- Archdiocese: Abidjan
- See: Abidjan
- Appointed: 19 December 1994
- Installed: 26 February 1995
- Term ended: 2 May 2006
- Predecessor: Bernard Yago
- Successor: Jean-Pierre Kutwa
- Other post: Cardinal-Priest of San Giovanni Crisostomo a Monte Sacro Alto
- Previous posts: Bishop of Man (1968–1992); Bishop of Yamoussoukro (1992–1994);

Orders
- Ordination: 20 July 1953 by Jean-Baptiste Boivin
- Consecration: 3 October 1968 by Bernard Yago
- Created cardinal: 21 February 2001
- Rank: Cardinal-Priest

Personal details
- Born: 2 March 1926 Monga, Ivory Coast
- Died: 9 June 2014 (aged 88) Paris, France
- Denomination: Roman Catholic
- Motto: être tout à tous
- Coat of arms: Bernard Agré's coat of arms

= Bernard Agré =

Ivorian Catholic prelate

Bernard Agré (2 March 1926 – 9 June 2014) was an Ivorian Catholic prelate who served as Archbishop of Abidjan from 1994 to 2006. He was made a cardinal in 2001.

==Biography==
He was born in Monga, Côte d'Ivoire. He was educated at the Seminary of Bingerville where he studied philosophy, then the Major Seminary of Quidah, Dahomey, now Benin (theology) then finally from 1957 to 1960 at the Pontifical Urbaniana University in Rome where he earned a doctorate summa cum laude in theology.

He was ordained to the priesthood on 20 July 1953, Bishop Jean Baptiste Boivin, S.M.A. Fr Agré served as a vicar in Dabou, teacher and director of the school, 1953–1956. Rector of the pre-seminary in Bingerville, 1956–1957. Pastor of Notre Dame in Treichville, 1960–1962. He was created Domestic prelate on 8 December. He also served as vicar general of Abidjan, in charge of private education and of the Seminaries, 1963–1968.

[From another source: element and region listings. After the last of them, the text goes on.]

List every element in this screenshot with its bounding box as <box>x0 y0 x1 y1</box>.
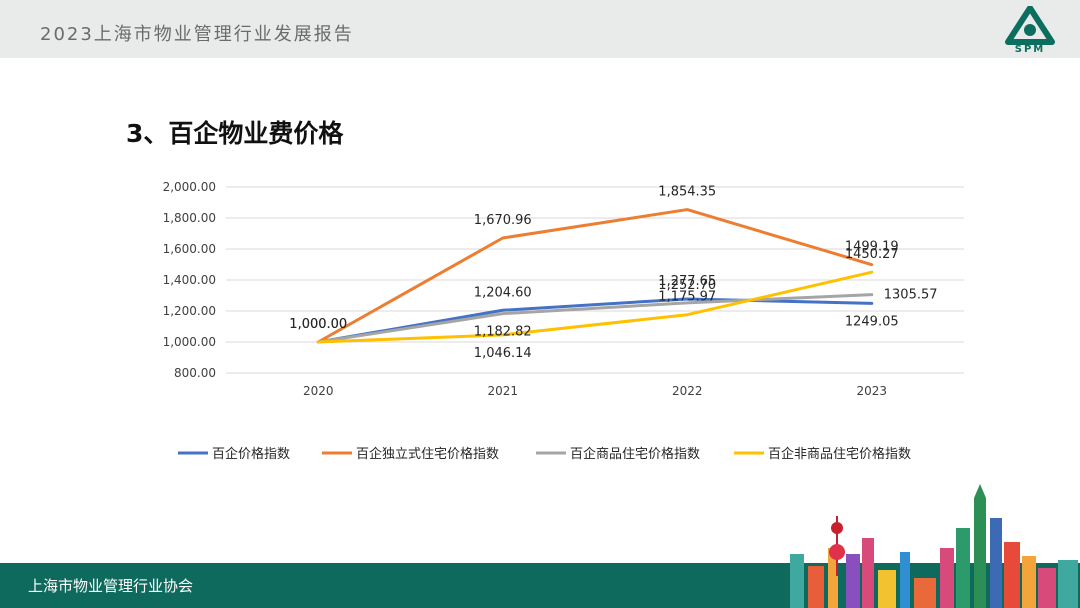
x-tick-label: 2021 <box>487 384 518 398</box>
data-label: 1,182.82 <box>474 325 532 340</box>
report-title: 2023上海市物业管理行业发展报告 <box>40 24 354 45</box>
series-line-3 <box>316 293 874 344</box>
y-tick-label: 1,400.00 <box>163 273 216 287</box>
data-label: 1,670.96 <box>474 213 532 228</box>
series-line-1 <box>316 297 874 344</box>
series-line-2 <box>316 208 874 344</box>
y-tick-label: 1,600.00 <box>163 242 216 256</box>
data-label: 1,175.97 <box>658 290 716 305</box>
legend-label: 百企非商品住宅价格指数 <box>768 446 911 462</box>
logo-text: SPM <box>1014 44 1046 55</box>
y-axis-ticks: 800.00 1,000.00 1,200.00 1,400.00 1,600.00 1,… <box>163 180 216 380</box>
x-tick-label: 2023 <box>856 384 887 398</box>
header-bar: 2023上海市物业管理行业发展报告 SPM <box>0 0 1080 58</box>
y-tick-label: 1,800.00 <box>163 211 216 225</box>
legend-label: 百企价格指数 <box>212 446 290 462</box>
data-label: 1,204.60 <box>474 285 532 300</box>
chart-gridlines <box>226 186 964 374</box>
footer-org-name: 上海市物业管理行业协会 <box>28 577 194 595</box>
shanghai-skyline-illustration <box>780 484 1080 608</box>
data-label: 1,046.14 <box>474 346 532 361</box>
spm-logo: SPM <box>1004 5 1056 56</box>
data-label: 1249.05 <box>845 314 899 329</box>
chart-data-labels: 1,000.001,000.001,670.961,854.351499.191… <box>289 185 937 361</box>
legend-label: 百企商品住宅价格指数 <box>570 446 700 462</box>
line-chart: 800.00 1,000.00 1,200.00 1,400.00 1,600.00 1,… <box>163 180 964 462</box>
legend-label: 百企独立式住宅价格指数 <box>356 446 499 462</box>
data-label: 1,854.35 <box>658 185 716 200</box>
y-tick-label: 2,000.00 <box>163 180 216 194</box>
data-label: 1,277.65 <box>658 274 716 289</box>
x-tick-label: 2022 <box>672 384 703 398</box>
x-tick-label: 2020 <box>303 384 334 398</box>
chart-legend: 百企价格指数 百企独立式住宅价格指数 百企商品住宅价格指数 百企非商品住宅价格指数 <box>178 446 911 462</box>
data-label: 1305.57 <box>884 288 938 303</box>
y-tick-label: 800.00 <box>174 366 216 380</box>
data-label: 1450.27 <box>845 247 899 262</box>
data-label: 1499.19 <box>845 240 899 255</box>
series-line-4 <box>316 270 874 344</box>
logo-triangle-icon <box>1005 5 1055 45</box>
data-label: 1,000.00 <box>289 317 347 332</box>
data-label: 1,000.00 <box>289 317 347 332</box>
x-axis-ticks: 2020 2021 2022 2023 <box>303 384 887 398</box>
chart-series <box>316 208 874 344</box>
y-tick-label: 1,200.00 <box>163 304 216 318</box>
y-tick-label: 1,000.00 <box>163 335 216 349</box>
slide-title: 3、百企物业费价格 <box>126 119 344 148</box>
data-label: 1,252.70 <box>658 278 716 293</box>
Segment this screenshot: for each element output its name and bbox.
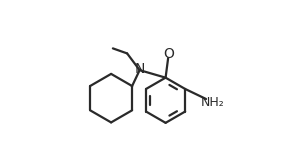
Text: NH₂: NH₂ — [200, 95, 224, 108]
Text: N: N — [134, 62, 145, 76]
Text: O: O — [164, 47, 174, 61]
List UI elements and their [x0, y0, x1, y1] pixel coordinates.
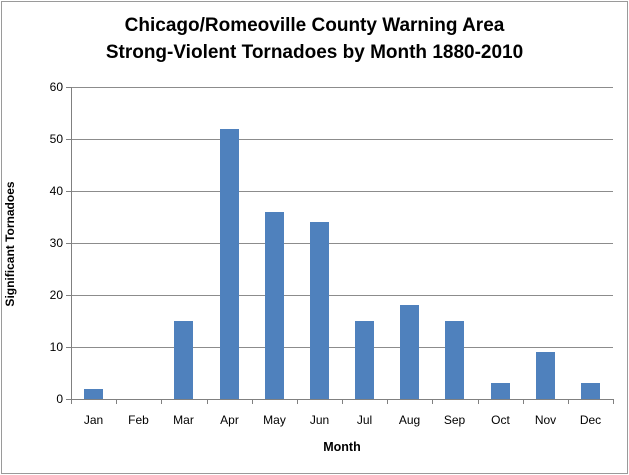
bar-dec — [581, 383, 600, 399]
gridline — [71, 191, 613, 192]
x-tick-mark — [478, 399, 479, 404]
bar-may — [265, 212, 284, 399]
y-tick-mark — [66, 399, 71, 400]
gridline — [71, 87, 613, 88]
bar-mar — [174, 321, 193, 399]
chart-title: Chicago/Romeoville County Warning Area S… — [2, 12, 627, 66]
y-tick-mark — [66, 139, 71, 140]
x-tick-mark — [387, 399, 388, 404]
y-tick-mark — [66, 347, 71, 348]
x-tick-mark — [342, 399, 343, 404]
bar-sep — [445, 321, 464, 399]
y-tick-label: 10 — [49, 340, 63, 354]
plot-area — [71, 87, 613, 399]
x-category-label: Dec — [579, 413, 602, 427]
x-category-label: Nov — [534, 413, 557, 427]
x-axis-title: Month — [323, 440, 361, 454]
bar-jun — [310, 222, 329, 399]
x-tick-mark — [432, 399, 433, 404]
bar-aug — [400, 305, 419, 399]
x-category-label: Jun — [309, 413, 330, 427]
y-tick-label: 0 — [56, 392, 63, 406]
chart-title-line2: Strong-Violent Tornadoes by Month 1880-2… — [105, 42, 524, 63]
bar-oct — [491, 383, 510, 399]
x-tick-mark — [116, 399, 117, 404]
y-tick-label: 30 — [49, 236, 63, 250]
x-tick-mark — [207, 399, 208, 404]
x-category-label: Jul — [356, 413, 373, 427]
chart-title-line1: Chicago/Romeoville County Warning Area — [124, 15, 505, 36]
y-tick-mark — [66, 87, 71, 88]
bar-jan — [84, 389, 103, 399]
bar-apr — [220, 129, 239, 399]
x-category-label: Feb — [128, 413, 149, 427]
y-axis-line — [71, 87, 72, 404]
y-tick-label: 20 — [49, 288, 63, 302]
x-tick-mark — [161, 399, 162, 404]
x-category-label: Oct — [491, 413, 510, 427]
y-tick-label: 40 — [49, 184, 63, 198]
gridline — [71, 347, 613, 348]
x-axis-line — [66, 399, 613, 400]
x-category-label: Sep — [443, 413, 466, 427]
y-tick-mark — [66, 191, 71, 192]
y-axis-title: Significant Tornadoes — [3, 181, 17, 307]
y-tick-mark — [66, 243, 71, 244]
bar-nov — [536, 352, 555, 399]
y-tick-label: 60 — [49, 80, 63, 94]
y-tick-mark — [66, 295, 71, 296]
gridline — [71, 139, 613, 140]
x-category-label: May — [263, 413, 286, 427]
x-category-label: Apr — [220, 413, 239, 427]
gridline — [71, 295, 613, 296]
x-tick-mark — [568, 399, 569, 404]
x-tick-mark — [297, 399, 298, 404]
x-tick-mark — [613, 399, 614, 404]
x-category-label: Aug — [398, 413, 421, 427]
x-category-label: Mar — [173, 413, 194, 427]
gridline — [71, 243, 613, 244]
y-tick-label: 50 — [49, 132, 63, 146]
x-tick-mark — [252, 399, 253, 404]
x-tick-mark — [523, 399, 524, 404]
x-category-label: Jan — [83, 413, 104, 427]
bar-jul — [355, 321, 374, 399]
x-tick-mark — [71, 399, 72, 404]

He was appointed bishop of Man on 8 June 1968 by Pope Paul VI. He served as president of the Regional Episcopal Conference of Western Africa, 1985–1991. Transferred to see of Yamoussoukro, 6 March 1992. Promoted to metropolitan see of Abidjan, 19 December 1994. He was created Cardinal-Priest of San Giovanni Crisostomo a Monte Sacro Alto on 21 February 2001 by Pope John Paul II.

As a cardinal under the age of 80 Agré was one of the cardinal electors who participated in the 2005 papal conclave that selected Pope Benedict XVI. His resignation from the pastoral government of the archdiocese was accepted on 2 May 2006, in conformity to canon 401 § 1 of the Code of Canon Law.

He was a member of the Mbatto people. Agré died in Paris on 9 June 2014.